Pour Bruno Cautrès, politologue et chercheur au CNRS, il est en effet très peu probable qu'un "homme politique expérimenté comme Édouard Philippe ait fait cette annonce à ce moment précis par hasard".

Compte tenu de la volatilité de la situation politique, Édouard Philippe prend date en cas de présidentielle anticipée. À l'heure actuelle, une démission d’Emmanuel Macron est certes très improbable mais elle ne peut pas totalement être exclue avec cette crise institutionnelle qui dure dans le temps.

Bruno Cautrès, politologue et chercheur au CNRS

À droite et au centre, les réactions politiques à l'annonce d'Édouard Philippe se dessinent plutôt en clair-obscur. D'un côté, forcément, les Normands du parti "Horizons" ont tous été très prompts à rejoindre le rang derrière leur chef de file.

Mais ailleurs sur cette partie de l'échiquier politique normand, c'est silence radio. Ne cherchez pas de publications sur les réseaux sociaux de Joël Bruneau, ancien maire (LR) de Caen et désormais député (LIOT) du Calvados, vous n'en trouverez pas.

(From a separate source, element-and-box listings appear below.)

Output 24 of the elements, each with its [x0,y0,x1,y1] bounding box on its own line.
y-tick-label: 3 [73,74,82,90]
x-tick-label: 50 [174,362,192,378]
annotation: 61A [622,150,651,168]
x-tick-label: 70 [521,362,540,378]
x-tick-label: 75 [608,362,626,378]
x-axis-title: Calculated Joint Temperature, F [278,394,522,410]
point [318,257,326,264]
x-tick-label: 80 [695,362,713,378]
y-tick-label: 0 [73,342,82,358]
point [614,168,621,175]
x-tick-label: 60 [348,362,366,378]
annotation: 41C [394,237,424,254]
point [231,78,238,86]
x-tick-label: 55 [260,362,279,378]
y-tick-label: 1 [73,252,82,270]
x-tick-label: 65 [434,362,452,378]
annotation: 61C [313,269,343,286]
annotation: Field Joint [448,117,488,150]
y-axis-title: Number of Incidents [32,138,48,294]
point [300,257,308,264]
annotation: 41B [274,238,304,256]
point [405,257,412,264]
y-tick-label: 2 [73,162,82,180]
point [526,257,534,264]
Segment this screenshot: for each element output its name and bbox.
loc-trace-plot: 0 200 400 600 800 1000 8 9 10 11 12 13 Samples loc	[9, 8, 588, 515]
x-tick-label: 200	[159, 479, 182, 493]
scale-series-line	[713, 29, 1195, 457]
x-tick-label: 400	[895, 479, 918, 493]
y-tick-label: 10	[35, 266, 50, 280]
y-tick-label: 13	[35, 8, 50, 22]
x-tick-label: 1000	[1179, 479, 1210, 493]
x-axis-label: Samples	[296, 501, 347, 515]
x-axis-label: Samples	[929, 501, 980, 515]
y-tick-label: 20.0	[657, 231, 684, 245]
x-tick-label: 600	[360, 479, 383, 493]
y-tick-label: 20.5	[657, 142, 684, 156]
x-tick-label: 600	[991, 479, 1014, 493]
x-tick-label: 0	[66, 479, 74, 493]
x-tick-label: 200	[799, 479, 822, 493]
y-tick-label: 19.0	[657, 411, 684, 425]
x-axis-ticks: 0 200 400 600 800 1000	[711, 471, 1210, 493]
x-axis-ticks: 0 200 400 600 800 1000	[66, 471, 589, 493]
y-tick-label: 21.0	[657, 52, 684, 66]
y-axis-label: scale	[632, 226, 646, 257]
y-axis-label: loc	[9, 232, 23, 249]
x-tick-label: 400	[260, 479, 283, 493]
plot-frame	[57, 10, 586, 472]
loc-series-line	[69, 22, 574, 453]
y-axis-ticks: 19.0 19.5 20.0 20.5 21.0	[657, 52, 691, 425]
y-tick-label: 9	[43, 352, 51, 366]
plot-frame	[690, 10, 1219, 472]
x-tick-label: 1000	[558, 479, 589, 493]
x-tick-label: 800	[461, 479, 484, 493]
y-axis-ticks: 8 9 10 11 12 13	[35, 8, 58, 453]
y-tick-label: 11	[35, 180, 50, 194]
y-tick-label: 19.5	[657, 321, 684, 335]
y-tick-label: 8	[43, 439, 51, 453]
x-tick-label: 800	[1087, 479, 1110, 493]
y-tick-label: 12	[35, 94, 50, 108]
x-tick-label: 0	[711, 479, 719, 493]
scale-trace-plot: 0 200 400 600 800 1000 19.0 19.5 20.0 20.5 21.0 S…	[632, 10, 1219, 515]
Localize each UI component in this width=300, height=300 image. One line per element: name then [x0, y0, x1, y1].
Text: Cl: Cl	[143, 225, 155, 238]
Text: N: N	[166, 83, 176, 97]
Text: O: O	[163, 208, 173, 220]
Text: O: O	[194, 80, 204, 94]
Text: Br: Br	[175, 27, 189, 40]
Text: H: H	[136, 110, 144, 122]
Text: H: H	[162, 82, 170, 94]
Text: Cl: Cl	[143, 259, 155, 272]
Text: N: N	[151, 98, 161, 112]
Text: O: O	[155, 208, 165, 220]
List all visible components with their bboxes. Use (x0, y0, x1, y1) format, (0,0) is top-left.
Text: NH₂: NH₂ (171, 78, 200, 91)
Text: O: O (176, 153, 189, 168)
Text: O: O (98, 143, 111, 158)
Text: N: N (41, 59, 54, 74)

Contacté, le maire MoDem de Louviers François-Xavier Priollaud, n'a pas donné suite à notre demande d'interview. Hervé Morin, Président (UDI) de la Région Normandie, nous répond quant à lui qu'il ne souhaite pas réagir.

Un faux départ pour la droite ?

Y aurait-il comme un malaise à soutenir Édouard Philippe ? Ou cette annonce de candidature arrive-t-elle tout simplement trop tôt ? Sans doute un peu des deux. Car il faut bien le dire, pour l'heure, la droite se cherche plutôt une place dans le paysage politique.

Les résultats de l'élection législative de juin dernier ont en effet dessiné trois blocs : une union de gauche, la majorité présidentielle au centre et l'extrême droite dirigée par le Rassemblement National.

À l'Assemblée, le groupe de la "Droite Républicaine", très affaibli par le ralliement d'Éric Ciotti au RN, ne dispose que de 47 députés. Il faudra donc jouer des coudes pour garder voix au chapitre.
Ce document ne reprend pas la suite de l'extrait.